Home health referrals continued at dramatic pace and Private Duty staff coordinator was limited in ability to gain new clients. Capital was also limited.
Established plan to develop and implement Hospice program on limited budget. Also decided to hire second Private Duty Coordinator to allow for significant growth in clients.
During three years, gross revenues increase more than 450%. Revenue stream mix improved to 60% Home Health, 20% Private Duty, and 20% Hospice.
Due Diligence Results in Lucrative Acquisition
IFS had opportunity to acquire financial services company with three organizations: mutual fund family, mutual fund serving company, and private investment advisor.
The company had, two years prior, undergone acquisition. Executive management of servicing company had left after employment agreements expired. Leadership was lacking and associate morale was low.
IFS Financial Services and parent company Western-Southern Life developed team to review information and perform due diligence. Reviewed and performed due diligence on mutual fund servicing company.
Team efforts resulted in $22M acquisition with reported value of $50M. Merged respective mutual fund families and private investment advisor. Developed Integrated as standalone service provider.

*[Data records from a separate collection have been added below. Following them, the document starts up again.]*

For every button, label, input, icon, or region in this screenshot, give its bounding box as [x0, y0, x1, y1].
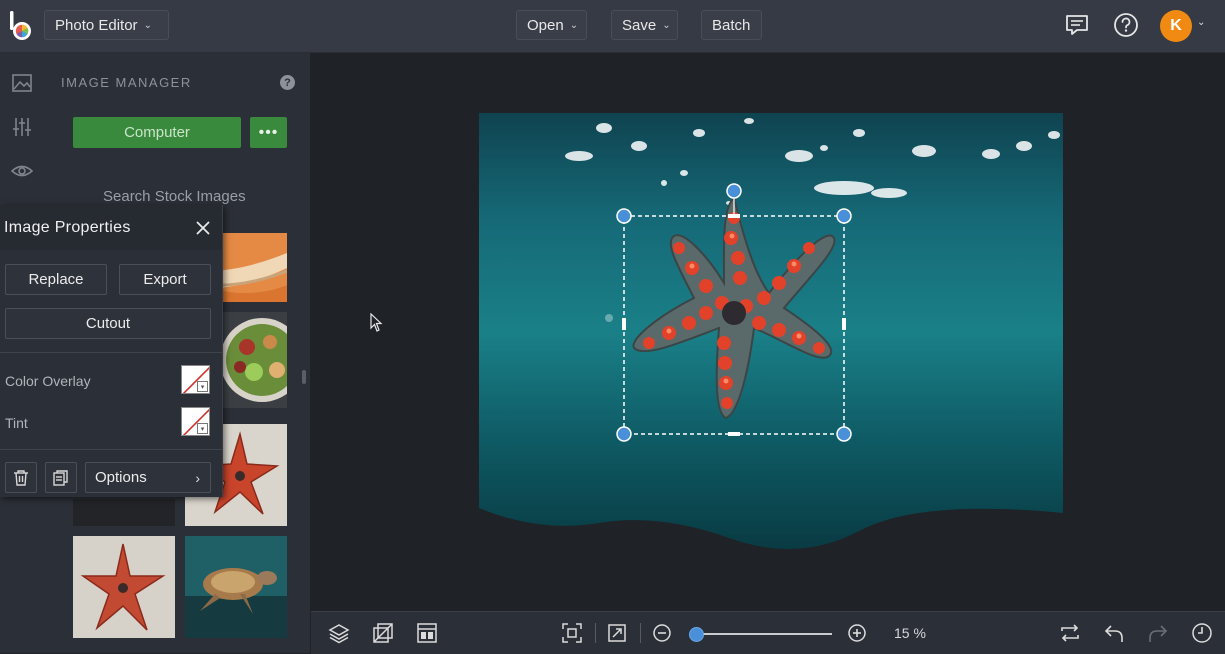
- save-label: Save: [622, 16, 657, 34]
- zoom-value: 15 %: [894, 625, 926, 641]
- chevron-down-icon: ⌄: [143, 19, 152, 31]
- help-icon[interactable]: [1113, 12, 1139, 38]
- fit-screen-icon[interactable]: [559, 620, 585, 646]
- tint-swatch[interactable]: ▾: [181, 407, 210, 436]
- close-icon[interactable]: [192, 217, 214, 239]
- thumbnail-starfish-2[interactable]: [73, 536, 175, 638]
- zoom-slider-track[interactable]: [696, 633, 832, 635]
- color-overlay-swatch[interactable]: ▾: [181, 365, 210, 394]
- export-button[interactable]: Export: [119, 264, 211, 295]
- sliders-icon[interactable]: [9, 114, 35, 140]
- history-icon[interactable]: [1189, 620, 1215, 646]
- cutout-button[interactable]: Cutout: [5, 308, 211, 339]
- zoom-slider-handle[interactable]: [689, 627, 704, 642]
- comment-icon[interactable]: [1064, 12, 1090, 38]
- layout-icon[interactable]: [414, 620, 440, 646]
- chevron-down-icon: ⌄: [569, 19, 579, 31]
- chevron-right-icon: ›: [195, 469, 200, 486]
- crop-arrange-icon[interactable]: [370, 620, 396, 646]
- photo-editor-label: Photo Editor: [55, 16, 138, 34]
- undo-icon[interactable]: [1101, 620, 1127, 646]
- panel-scrollbar[interactable]: [302, 370, 306, 384]
- image-properties-header: Image Properties: [0, 205, 222, 250]
- open-label: Open: [527, 16, 564, 34]
- batch-button[interactable]: Batch: [701, 10, 762, 40]
- bottom-toolbar: 15 %: [311, 611, 1225, 654]
- divider: [640, 623, 641, 643]
- chevron-down-icon: ▾: [197, 423, 208, 434]
- more-options-button[interactable]: •••: [250, 117, 287, 148]
- copy-icon: [53, 469, 68, 486]
- flip-icon[interactable]: [1057, 620, 1083, 646]
- actual-size-icon[interactable]: [604, 620, 630, 646]
- search-stock-images-link[interactable]: Search Stock Images: [103, 188, 246, 205]
- eye-icon[interactable]: [9, 158, 35, 184]
- photo-editor-menu-button[interactable]: Photo Editor ⌄: [44, 10, 169, 40]
- save-button[interactable]: Save ⌄: [611, 10, 678, 40]
- options-button[interactable]: Options ›: [85, 462, 211, 493]
- avatar[interactable]: K: [1160, 10, 1192, 42]
- top-bar: Photo Editor ⌄ Open ⌄ Save ⌄ Batch K ⌄: [0, 0, 1225, 53]
- duplicate-button[interactable]: [45, 462, 77, 493]
- befunky-logo-icon[interactable]: [8, 10, 36, 42]
- image-properties-panel: Image Properties Replace Export Cutout C…: [0, 205, 223, 497]
- thumbnail-sea-turtle[interactable]: [185, 536, 287, 638]
- computer-upload-button[interactable]: Computer: [73, 117, 241, 148]
- layers-icon[interactable]: [326, 620, 352, 646]
- divider: [595, 623, 596, 643]
- delete-button[interactable]: [5, 462, 37, 493]
- help-icon[interactable]: ?: [280, 75, 295, 90]
- image-properties-title: Image Properties: [4, 219, 131, 236]
- zoom-out-icon[interactable]: [649, 620, 675, 646]
- chevron-down-icon: ⌄: [662, 19, 671, 31]
- open-button[interactable]: Open ⌄: [516, 10, 587, 40]
- redo-icon[interactable]: [1145, 620, 1171, 646]
- divider: [0, 352, 222, 353]
- trash-icon: [14, 469, 28, 486]
- mouse-cursor-icon: [370, 313, 383, 332]
- image-icon[interactable]: [9, 70, 35, 96]
- thumbnail-salad-bowl[interactable]: [222, 312, 287, 408]
- batch-label: Batch: [712, 16, 751, 34]
- color-overlay-label: Color Overlay: [5, 373, 91, 389]
- replace-button[interactable]: Replace: [5, 264, 107, 295]
- zoom-in-icon[interactable]: [844, 620, 870, 646]
- image-manager-title: IMAGE MANAGER: [61, 75, 192, 90]
- underwater-photo[interactable]: [479, 113, 1063, 551]
- chevron-down-icon: ▾: [197, 381, 208, 392]
- thumbnail-dark[interactable]: [73, 499, 175, 526]
- options-label: Options: [95, 469, 147, 486]
- chevron-down-icon[interactable]: ⌄: [1197, 17, 1205, 28]
- tint-label: Tint: [5, 415, 28, 431]
- divider: [0, 449, 222, 450]
- canvas-area[interactable]: [311, 53, 1225, 611]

Introduction of New Software Improves Information Process
Client satisfaction with delivery of annuity service information was low. Senior management required timely and accurate sales reports on daily basis.
Team members had to access multiple legacy systems to obtain client service, processing or sales information. Daily sales reports were manually developed and potentially inaccurate.
Developed Relational Databases to expand amount and type of information available in one system. Implemented Image and Workflow Distribution to expand service information available prior to policy issuance.
Greater number of service related issues were resolved immediately. Imaged paperwork upon receipt and team members could view progress of policy issuance. Senior management was able to view sales volume that was accurate and timely.